Considéré comme l'une des plus belles réussites de l'immense carrière de Claude Chabrol, La cérémonie, en effet, ne déçoit pas, s'affirmant comme une étude psychologique remarquable et dérangeante.
Tableau féroce de la lutte des classes, La cérémonie met en lumière un duo d'actrices au sommet de leurt art: Isabelle Huppert n'a jamais paru aussi naturelle, délurée, et torturée, tandis que Sandrine Bonnaire interprète son rôle avec une austérité et une ambivalence glaçantes. Chabrol dirige l'ensemble de main de maître: outre sa direction d'acteurs exceptionnelle, sa réalisation, austère, réaliste, sans concessions, fait régner ausein du récit une douce tension, et le conduit tout doucement jusqu'au final, glaçant. L'étude de personnages est parfaite: Sophie, la bonne, est une femme compétente, mais repliée sur elle-même, minée par un profond complexe qui accentue davantage sa position d'infériorité vis-à-vis de la famille bourgeoise qui l'embauche; Jeanne est une postière excentrique, curieuse et envieuse, qui, sous des apparences délurées, cachent des abîmes de souffrance liée à son passé trouble.
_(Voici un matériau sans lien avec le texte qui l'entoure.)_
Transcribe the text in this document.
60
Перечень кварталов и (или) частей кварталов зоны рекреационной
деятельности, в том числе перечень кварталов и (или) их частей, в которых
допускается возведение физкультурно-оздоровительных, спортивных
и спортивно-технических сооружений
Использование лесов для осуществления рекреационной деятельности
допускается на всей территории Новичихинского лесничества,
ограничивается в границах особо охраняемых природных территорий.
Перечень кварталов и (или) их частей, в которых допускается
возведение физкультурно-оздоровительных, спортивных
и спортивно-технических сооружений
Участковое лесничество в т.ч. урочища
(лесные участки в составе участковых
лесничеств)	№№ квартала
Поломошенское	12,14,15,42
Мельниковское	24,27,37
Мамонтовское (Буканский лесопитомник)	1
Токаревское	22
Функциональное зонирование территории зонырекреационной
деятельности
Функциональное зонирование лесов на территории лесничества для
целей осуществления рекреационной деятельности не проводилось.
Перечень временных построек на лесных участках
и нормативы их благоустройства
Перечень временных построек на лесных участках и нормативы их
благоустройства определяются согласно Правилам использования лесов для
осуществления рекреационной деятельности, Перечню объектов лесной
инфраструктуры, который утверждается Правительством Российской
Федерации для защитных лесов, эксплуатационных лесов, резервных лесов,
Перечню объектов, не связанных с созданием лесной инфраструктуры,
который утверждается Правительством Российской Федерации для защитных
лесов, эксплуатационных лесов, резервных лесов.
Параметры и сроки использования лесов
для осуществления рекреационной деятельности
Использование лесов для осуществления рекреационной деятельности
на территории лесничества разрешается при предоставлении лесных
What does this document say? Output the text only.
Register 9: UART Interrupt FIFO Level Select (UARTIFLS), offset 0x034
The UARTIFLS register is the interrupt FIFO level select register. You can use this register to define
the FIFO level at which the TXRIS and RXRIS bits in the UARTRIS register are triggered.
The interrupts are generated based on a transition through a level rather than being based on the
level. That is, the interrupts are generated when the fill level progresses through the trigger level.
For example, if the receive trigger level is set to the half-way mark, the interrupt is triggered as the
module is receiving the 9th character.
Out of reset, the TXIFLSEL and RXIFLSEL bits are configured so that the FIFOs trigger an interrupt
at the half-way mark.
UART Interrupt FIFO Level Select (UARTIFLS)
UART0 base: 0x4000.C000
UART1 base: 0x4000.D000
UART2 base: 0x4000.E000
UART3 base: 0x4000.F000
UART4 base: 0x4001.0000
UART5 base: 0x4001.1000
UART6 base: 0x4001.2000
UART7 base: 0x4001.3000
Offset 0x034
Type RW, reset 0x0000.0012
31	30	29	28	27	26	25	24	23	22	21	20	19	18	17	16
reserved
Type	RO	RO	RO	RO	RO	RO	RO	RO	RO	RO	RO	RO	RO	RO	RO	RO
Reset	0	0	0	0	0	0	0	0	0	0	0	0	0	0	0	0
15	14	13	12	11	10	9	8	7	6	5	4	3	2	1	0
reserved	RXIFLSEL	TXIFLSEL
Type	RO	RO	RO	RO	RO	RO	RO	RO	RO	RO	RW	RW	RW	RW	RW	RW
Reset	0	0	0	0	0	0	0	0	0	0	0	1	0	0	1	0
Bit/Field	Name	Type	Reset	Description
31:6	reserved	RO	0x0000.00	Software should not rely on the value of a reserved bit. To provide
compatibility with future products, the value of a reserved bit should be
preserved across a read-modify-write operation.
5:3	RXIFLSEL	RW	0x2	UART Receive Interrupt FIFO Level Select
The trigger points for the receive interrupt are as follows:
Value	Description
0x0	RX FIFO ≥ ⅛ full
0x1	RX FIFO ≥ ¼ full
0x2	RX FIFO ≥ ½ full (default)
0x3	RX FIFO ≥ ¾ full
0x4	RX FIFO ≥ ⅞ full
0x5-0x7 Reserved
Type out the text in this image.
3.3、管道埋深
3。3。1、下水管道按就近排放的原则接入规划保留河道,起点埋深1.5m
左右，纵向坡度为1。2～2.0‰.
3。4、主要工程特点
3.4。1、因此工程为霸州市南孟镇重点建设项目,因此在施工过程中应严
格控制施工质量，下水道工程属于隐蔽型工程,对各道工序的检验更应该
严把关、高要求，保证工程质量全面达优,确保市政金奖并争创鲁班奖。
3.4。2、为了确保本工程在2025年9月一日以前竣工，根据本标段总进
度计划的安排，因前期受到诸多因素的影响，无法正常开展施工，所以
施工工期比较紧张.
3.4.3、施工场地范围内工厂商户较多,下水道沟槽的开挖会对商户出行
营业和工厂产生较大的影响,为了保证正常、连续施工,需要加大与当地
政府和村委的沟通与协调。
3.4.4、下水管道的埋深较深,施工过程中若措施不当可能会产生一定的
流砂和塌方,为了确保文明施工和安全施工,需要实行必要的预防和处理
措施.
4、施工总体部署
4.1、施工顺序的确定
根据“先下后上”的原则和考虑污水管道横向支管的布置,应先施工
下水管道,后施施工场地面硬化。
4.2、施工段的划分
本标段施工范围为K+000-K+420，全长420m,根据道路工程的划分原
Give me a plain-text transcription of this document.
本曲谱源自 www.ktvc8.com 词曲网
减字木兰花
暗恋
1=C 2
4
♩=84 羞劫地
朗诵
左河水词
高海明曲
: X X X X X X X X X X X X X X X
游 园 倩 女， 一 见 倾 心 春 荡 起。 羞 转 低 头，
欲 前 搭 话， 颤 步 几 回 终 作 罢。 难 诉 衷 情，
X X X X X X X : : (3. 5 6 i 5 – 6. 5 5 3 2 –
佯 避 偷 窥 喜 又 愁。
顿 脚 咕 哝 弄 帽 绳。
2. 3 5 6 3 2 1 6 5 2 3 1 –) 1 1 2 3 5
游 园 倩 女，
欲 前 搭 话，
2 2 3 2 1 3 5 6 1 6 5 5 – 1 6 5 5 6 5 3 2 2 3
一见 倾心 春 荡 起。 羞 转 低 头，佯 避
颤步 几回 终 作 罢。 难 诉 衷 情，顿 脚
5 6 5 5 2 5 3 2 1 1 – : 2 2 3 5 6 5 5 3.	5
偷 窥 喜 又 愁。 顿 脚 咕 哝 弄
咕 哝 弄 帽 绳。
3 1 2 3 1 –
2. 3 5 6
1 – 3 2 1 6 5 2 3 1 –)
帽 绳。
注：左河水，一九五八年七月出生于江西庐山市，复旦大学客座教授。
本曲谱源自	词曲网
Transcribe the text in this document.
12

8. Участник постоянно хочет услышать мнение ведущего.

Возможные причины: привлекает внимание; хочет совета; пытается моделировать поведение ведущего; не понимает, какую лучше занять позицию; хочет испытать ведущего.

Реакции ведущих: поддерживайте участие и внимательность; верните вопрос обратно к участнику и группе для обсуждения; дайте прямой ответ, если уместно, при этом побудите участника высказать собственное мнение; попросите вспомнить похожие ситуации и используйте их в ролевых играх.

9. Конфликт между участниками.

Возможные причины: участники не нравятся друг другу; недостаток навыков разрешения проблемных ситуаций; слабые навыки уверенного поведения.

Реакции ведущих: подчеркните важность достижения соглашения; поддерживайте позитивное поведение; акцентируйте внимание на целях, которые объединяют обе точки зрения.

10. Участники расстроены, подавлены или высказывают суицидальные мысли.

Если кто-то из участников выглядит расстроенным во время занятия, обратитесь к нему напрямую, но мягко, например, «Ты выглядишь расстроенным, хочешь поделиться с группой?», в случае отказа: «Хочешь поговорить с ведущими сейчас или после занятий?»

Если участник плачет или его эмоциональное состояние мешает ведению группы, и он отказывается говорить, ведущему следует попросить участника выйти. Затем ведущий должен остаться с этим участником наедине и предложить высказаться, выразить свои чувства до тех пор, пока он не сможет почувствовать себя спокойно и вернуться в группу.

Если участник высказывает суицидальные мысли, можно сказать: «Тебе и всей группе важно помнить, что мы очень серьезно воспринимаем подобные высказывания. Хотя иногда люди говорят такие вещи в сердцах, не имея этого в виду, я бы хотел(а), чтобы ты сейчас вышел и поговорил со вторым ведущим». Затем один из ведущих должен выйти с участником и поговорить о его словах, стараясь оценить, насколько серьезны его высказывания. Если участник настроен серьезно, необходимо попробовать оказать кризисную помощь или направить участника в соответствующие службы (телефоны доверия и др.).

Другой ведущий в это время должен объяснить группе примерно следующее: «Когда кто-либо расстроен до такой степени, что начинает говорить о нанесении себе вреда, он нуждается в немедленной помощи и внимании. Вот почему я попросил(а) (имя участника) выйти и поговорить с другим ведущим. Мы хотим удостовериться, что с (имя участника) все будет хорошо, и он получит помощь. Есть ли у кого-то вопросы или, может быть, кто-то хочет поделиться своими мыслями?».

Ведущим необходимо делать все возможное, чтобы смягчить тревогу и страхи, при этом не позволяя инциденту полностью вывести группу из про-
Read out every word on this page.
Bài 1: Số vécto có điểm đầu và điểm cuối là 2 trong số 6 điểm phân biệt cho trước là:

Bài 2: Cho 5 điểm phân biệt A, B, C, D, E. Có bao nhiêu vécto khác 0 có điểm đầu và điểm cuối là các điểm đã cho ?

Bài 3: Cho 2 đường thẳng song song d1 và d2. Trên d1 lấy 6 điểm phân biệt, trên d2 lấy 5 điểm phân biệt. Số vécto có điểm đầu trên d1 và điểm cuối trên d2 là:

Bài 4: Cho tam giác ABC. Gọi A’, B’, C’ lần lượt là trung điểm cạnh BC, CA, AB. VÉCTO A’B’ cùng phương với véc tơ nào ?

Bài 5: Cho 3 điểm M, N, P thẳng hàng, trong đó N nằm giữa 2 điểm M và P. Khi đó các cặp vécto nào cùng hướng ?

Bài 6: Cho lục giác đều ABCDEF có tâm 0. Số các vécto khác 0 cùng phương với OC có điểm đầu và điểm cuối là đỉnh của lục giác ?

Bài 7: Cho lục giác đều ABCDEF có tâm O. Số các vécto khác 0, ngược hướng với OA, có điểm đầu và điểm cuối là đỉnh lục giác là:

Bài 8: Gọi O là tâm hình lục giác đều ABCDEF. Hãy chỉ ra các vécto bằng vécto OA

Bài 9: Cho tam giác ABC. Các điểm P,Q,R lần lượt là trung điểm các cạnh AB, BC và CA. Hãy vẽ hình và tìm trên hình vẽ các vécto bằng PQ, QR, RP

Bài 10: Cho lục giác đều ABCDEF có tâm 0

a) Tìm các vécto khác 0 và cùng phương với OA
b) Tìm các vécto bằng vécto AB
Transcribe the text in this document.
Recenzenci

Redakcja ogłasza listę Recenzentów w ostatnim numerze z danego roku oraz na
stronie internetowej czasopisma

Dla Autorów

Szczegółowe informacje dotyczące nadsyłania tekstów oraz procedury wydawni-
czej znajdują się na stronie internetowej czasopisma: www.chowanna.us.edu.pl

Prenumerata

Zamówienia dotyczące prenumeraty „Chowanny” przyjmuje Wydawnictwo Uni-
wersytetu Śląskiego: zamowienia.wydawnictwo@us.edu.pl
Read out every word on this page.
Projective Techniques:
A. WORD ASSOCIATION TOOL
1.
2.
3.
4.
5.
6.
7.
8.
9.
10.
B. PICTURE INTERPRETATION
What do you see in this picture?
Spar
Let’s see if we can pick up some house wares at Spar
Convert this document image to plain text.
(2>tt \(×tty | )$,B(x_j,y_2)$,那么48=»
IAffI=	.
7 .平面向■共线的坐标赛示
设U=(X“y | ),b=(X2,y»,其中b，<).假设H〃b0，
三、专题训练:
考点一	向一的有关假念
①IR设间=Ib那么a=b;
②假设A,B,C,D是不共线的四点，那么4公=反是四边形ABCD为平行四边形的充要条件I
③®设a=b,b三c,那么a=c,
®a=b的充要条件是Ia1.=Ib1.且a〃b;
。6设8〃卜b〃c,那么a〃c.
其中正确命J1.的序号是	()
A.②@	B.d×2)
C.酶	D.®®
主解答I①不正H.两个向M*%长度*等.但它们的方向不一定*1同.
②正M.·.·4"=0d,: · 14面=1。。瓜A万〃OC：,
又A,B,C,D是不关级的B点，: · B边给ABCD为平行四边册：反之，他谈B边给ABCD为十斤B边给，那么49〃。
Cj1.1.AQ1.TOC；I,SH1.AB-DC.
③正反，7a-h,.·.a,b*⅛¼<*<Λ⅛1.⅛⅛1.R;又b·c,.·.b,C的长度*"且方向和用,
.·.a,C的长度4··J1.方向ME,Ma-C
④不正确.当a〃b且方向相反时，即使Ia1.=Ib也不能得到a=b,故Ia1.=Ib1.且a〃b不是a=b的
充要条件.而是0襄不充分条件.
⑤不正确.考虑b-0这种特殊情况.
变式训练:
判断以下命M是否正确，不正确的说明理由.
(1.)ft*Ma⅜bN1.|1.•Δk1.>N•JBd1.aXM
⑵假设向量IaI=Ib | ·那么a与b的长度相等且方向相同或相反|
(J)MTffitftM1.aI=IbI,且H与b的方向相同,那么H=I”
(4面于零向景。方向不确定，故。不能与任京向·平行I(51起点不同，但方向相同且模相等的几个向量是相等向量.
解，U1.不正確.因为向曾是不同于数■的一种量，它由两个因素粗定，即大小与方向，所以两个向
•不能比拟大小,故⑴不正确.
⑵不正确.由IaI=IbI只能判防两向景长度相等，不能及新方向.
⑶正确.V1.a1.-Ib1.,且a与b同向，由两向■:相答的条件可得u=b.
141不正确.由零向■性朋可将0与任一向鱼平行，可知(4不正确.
Quand les deux femmes se lient d'amitié, le ressentiment de Jeanne s'allie au complexe d'infériorité de Sophie, les ouffrances mutuelles explosent intérieurement, et la tension monte, inexorablement, mais d'une progression si lente, si étudiée, par touches apparemment si anodines, que le spectateur est d'autant plus soufflé de la conclusion, de la froideur avec laquelle les deux femmes passent à l'acte, de la préméditation progressive et inconsciente de ce massacre, ce qui le rend d'autant plus dérangeant. Face à tant de souffrance, les sentiments et la compassion n'ont plus leur place: ainsi, même les multiples tentatives de gentillesse et d'aide de la part de Melinda, la fille de la famille bourgeoise, n'y peuvent rien. La machine est en marche, l'issue tragique est écrite.
Etude sans concessions de la souffrance, du ressentiment et des conflits sociaux, La cérémonie s'impose comme un film vrai, dur et dérangeant. Une réussite majeure dans la filmographie du regretté Claude Chabrol.